James Haskell responds to Sam Burgess' claims 'selfish' players cost England

Next Autumn will mark four years since England’s embarrassing demise at the 2015 Rugby World Cup, and the debate over who exactly was to blame for their early exit is still bubbling.

England became the first host nation to fail to progress from the pool stage of a World Cup, following defeats to Wales and Australia, leading to a shakeup where the RFU and head coach Stuart Lancaster parted ways.

The blame has been directed in many different directions in the following years after England’s failure, but Sam Burgess was keen to clear his name and point the finger at others in the squad.

Burgess, who switched from Rugby League to stake a place in the squad, claimed that ‘individual egos’ and ‘selfish players’ who had their ‘own agendas’ made success impossible.

Some thought Burgess was alluding to James Haskell but the Northampton flanker denies the claims and refused the reveal who the finger of blame was actually being pointed.

“I know exactly who Sam’s talking about,” Haskell told Joe.

“I’m going to plead the fifth, just because it would send viewing figures through (the roof), but I don’t really want to throw anyone under the bus.”

The former England international and World Cup winner Mike Tindall was also present in the interview and supported Haskell’s stance of not releasing a name.

“People like James aren’t going to be the Cyril Sneers who throw people under the bus,” Tindall began.

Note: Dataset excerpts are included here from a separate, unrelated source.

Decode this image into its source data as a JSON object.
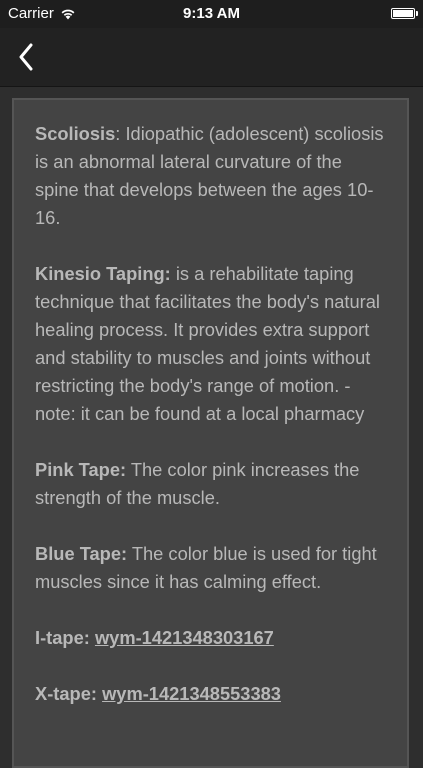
{
  "status_bar": {
    "carrier": "Carrier",
    "time": "9:13 AM",
    "icons": [
      "wifi-icon",
      "battery-icon"
    ]
  },
  "nav": {
    "back_icon": "chevron-left-icon"
  },
  "colors": {
    "background": "#2e2e2e",
    "card": "#444444",
    "card_border": "#555555",
    "text": "#b8b8b8",
    "navbar": "#222222"
  },
  "definitions": [
    {
      "term": "Scoliosis",
      "separator": ": ",
      "text": "Idiopathic (adolescent) scoliosis is an abnormal lateral curvature of the spine that develops between the ages 10-16."
    },
    {
      "term": "Kinesio Taping:",
      "separator": " ",
      "text": "is a rehabilitate taping technique that facilitates the body's natural healing process. It provides extra support and stability to muscles and joints without restricting the body's range of motion. - note: it can be found at a local pharmacy"
    },
    {
      "term": "Pink Tape:",
      "separator": " ",
      "text": "The color pink increases the strength of the muscle."
    },
    {
      "term": "Blue Tape:",
      "separator": " ",
      "text": "The color blue is used for tight muscles since it has calming effect."
    }
  ],
  "links": [
    {
      "label": "I-tape:",
      "separator": " ",
      "link_text": "wym-1421348303167"
    },
    {
      "label": "X-tape:",
      "separator": " ",
      "link_text": "wym-1421348553383"
    }
  ]
}
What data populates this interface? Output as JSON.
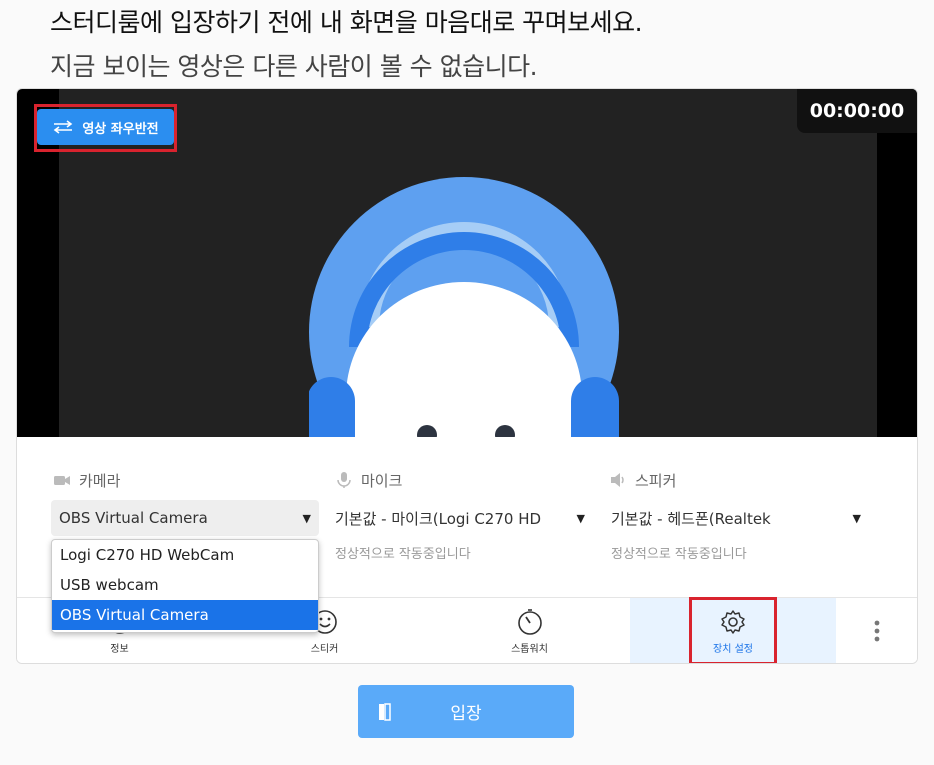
{
  "header": {
    "headline": "스터디룸에 입장하기 전에 내 화면을 마음대로 꾸며보세요.",
    "subline": "지금 보이는 영상은 다른 사람이 볼 수 없습니다."
  },
  "video": {
    "flip_label": "영상 좌우반전",
    "timer": "00:00:00"
  },
  "devices": {
    "camera": {
      "label": "카메라",
      "selected": "OBS Virtual Camera",
      "options": [
        "Logi C270 HD WebCam",
        "USB webcam",
        "OBS Virtual Camera"
      ]
    },
    "mic": {
      "label": "마이크",
      "selected": "기본값 - 마이크(Logi C270 HD",
      "status": "정상적으로 작동중입니다"
    },
    "speaker": {
      "label": "스피커",
      "selected": "기본값 - 헤드폰(Realtek",
      "status": "정상적으로 작동중입니다"
    }
  },
  "toolbar": {
    "info_label": "정보",
    "sticker_label": "스티커",
    "stopwatch_label": "스톱워치",
    "device_label": "장치 설정"
  },
  "enter_label": "입장",
  "colors": {
    "accent": "#2b8ef0",
    "highlight_outline": "#d9232e",
    "enter_button": "#5aaaf9",
    "selected_option": "#1a73e8"
  }
}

England v Australia - Group A: Rugby World Cup 2015

“He’s quite happy to share his opinion, loud, he’s great to be around the team and he’s a team man. He’ll play for the team and he’ll do what’s right if a coach asks it. Even if he disagrees with it, he’ll have that conversation, but he’ll still do what he’s asked to do because that’s being part of a team. The people you’re worried about are the ones who hide in a corner.”

Haskell, who has accumulated 77 caps for his country, did open up slightly more after being asked if he recognised the inflated egos that Burgess referred to.

“No, I think…I love Sam, I think he’s an incredible player, I think he’s had an unbelievable career,” Haskell expressed.

“He obviously took a lot of flack for 2015, I think unfairly. I think he always tried to acquit himself in the best possible way he could. He always put his body on the line.

“I would say that I don’t recognise everything he’s saying. I think I know exactly who he’s talking about, but I think one of the issues was the comfort to speak your mind.


“If you come under any pressure and the relationships haven’t been developed, or the players aren’t able to speak, or things aren’t being said out in the open, then that’s what can erode a situation.”

Haskell went on to add “everybody worked hard” in the squad and that it was the “fittest he’s ever been”. He also elaborated on what the key causes of their failure were.

“We didn’t necessarily get selection right. We didn’t do bits and pieces we needed to get right, but we did work really hard and everyone tried to pull in the right direction. But when things came on pressure, perhaps some of the foundation bits weren’t as strong as people thought.”

With Burgess and Haskell taking slightly different stances on the situation, it will be interesting to see if any other former squad members chip in with their opinions.